With an estimated half-million people coming to the art fairs, most local artists spent last week completing booth arrangements and waiting for extra orders of business cards.

Most artists said they won’t produce rush artwork in the weeks before the fairs. Brighton-area song-bird painter Catherine McClung said she sent her last painting out in early July to be framed.

Local artists said one advantage of being at home was that they didn’t have to worry about broken pottery, exceeding airline weight limitations or misplacing a bag with important fair information – all of which can cause stress when traveling to fairs far away from home.

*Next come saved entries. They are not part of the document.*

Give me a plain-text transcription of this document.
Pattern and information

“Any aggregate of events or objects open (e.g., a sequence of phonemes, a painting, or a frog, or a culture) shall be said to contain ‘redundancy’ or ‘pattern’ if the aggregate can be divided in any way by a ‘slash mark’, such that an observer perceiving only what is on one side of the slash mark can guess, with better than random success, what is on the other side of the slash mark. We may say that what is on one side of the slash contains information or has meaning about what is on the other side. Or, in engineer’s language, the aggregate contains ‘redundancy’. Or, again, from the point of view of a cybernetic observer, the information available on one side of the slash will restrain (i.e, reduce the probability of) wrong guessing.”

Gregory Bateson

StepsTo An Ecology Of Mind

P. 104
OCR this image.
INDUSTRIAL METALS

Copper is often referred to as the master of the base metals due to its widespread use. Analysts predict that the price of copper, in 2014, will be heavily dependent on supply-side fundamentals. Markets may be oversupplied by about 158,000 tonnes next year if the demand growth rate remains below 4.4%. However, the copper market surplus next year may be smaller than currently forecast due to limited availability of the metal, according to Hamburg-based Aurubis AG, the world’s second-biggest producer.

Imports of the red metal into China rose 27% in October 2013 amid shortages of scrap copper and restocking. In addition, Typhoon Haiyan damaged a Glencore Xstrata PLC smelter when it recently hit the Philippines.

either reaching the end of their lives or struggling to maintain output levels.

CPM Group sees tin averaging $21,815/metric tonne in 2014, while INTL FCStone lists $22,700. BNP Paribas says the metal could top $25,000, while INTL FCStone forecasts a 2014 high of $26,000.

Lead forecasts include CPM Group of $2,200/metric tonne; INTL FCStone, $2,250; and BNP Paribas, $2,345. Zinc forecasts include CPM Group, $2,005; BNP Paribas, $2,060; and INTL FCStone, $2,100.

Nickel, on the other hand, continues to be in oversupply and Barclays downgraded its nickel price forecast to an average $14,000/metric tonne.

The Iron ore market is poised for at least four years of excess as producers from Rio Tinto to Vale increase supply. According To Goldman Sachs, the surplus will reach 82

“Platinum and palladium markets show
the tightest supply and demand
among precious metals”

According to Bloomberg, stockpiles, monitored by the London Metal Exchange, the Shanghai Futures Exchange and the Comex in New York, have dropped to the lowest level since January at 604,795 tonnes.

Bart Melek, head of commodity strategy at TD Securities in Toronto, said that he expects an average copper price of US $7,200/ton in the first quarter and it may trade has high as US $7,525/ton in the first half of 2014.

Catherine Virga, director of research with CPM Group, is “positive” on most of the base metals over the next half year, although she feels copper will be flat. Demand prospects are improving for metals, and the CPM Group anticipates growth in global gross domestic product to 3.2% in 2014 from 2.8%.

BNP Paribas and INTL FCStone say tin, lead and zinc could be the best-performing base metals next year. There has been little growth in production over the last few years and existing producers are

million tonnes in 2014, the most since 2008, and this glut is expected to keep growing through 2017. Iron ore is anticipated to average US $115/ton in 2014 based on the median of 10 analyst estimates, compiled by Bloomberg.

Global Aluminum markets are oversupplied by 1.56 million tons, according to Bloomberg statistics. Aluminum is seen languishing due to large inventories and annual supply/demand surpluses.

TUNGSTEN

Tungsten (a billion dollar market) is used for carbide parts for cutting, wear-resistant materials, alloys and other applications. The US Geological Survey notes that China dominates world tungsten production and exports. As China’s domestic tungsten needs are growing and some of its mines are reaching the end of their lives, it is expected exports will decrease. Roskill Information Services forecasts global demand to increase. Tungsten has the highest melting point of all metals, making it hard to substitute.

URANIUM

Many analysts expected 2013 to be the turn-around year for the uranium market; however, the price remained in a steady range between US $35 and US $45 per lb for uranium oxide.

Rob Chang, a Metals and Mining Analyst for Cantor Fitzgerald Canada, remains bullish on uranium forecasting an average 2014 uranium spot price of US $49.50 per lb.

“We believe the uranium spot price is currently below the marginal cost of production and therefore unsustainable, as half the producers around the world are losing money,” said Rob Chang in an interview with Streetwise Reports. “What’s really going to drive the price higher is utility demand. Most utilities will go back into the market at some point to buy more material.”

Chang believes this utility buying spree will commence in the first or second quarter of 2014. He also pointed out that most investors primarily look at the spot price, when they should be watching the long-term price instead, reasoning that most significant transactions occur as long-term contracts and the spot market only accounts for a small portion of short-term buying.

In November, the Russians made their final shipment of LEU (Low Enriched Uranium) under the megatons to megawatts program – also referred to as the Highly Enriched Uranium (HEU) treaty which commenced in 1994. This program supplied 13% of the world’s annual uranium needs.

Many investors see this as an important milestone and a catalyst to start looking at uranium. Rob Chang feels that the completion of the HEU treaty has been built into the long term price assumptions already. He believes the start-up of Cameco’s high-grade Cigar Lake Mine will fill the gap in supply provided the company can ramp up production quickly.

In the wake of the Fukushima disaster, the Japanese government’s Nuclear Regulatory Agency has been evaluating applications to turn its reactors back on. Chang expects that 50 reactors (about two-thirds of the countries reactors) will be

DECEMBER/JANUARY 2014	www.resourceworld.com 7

The comfort of being around family is also part of the home-turf advantage.

Ann Arbor woodworker Mark Orr and Jan Dutcher, a painter, said they never take their children with them to out-of-state art fairs.

“You can’t be watching your children and watching your booth,” Orr said.

Even weekend out-of-state trips—while their three children stay with Orr’s mother—are difficult, he said.

But when the artists are in Ann Arbor, the children ages 11, 9, and 4 can visit their parents at the fairs.

A long-time State Street art fair artist, McClung said the Ann Arbor fair is now one of the only fairs that she attends. When she was starting out in the late 1970s, McClung recalled 25 shows in a year.

After the birth of her daughter 24 years ago, McClung remembered how she juggled substitute teaching, painting and fairs.

After a year or two, though McClung knew that she wanted to do art full-time which also made it easier to be with her young daughter.

For McClung, the art fairs—both then and now—are fun.

“It’s like going to a big cocktail part, without the cocktails,” she said.

Local Angle
State Street Art Fair:
Total artists: 300
Area artists 7

Ann Arbor Street Art Fair: 190
Area artists: 25

Summer Art Fair: 550
Area artists: 45

Photo Caption One: Mark Orr makes some measurements on a table leg as he and partner Jan Dutcher work the afternoon away in Orr’s Ann Arbor garage recently. The two were preparing to exhibit this week.

Photo Caption Two: Roann Ogawa glazes a giant ceramic bead recently at her Ann Arbor home. Ogawa and other members of the Ann Arbor Potter’s Guild will have display space on South University Avenue.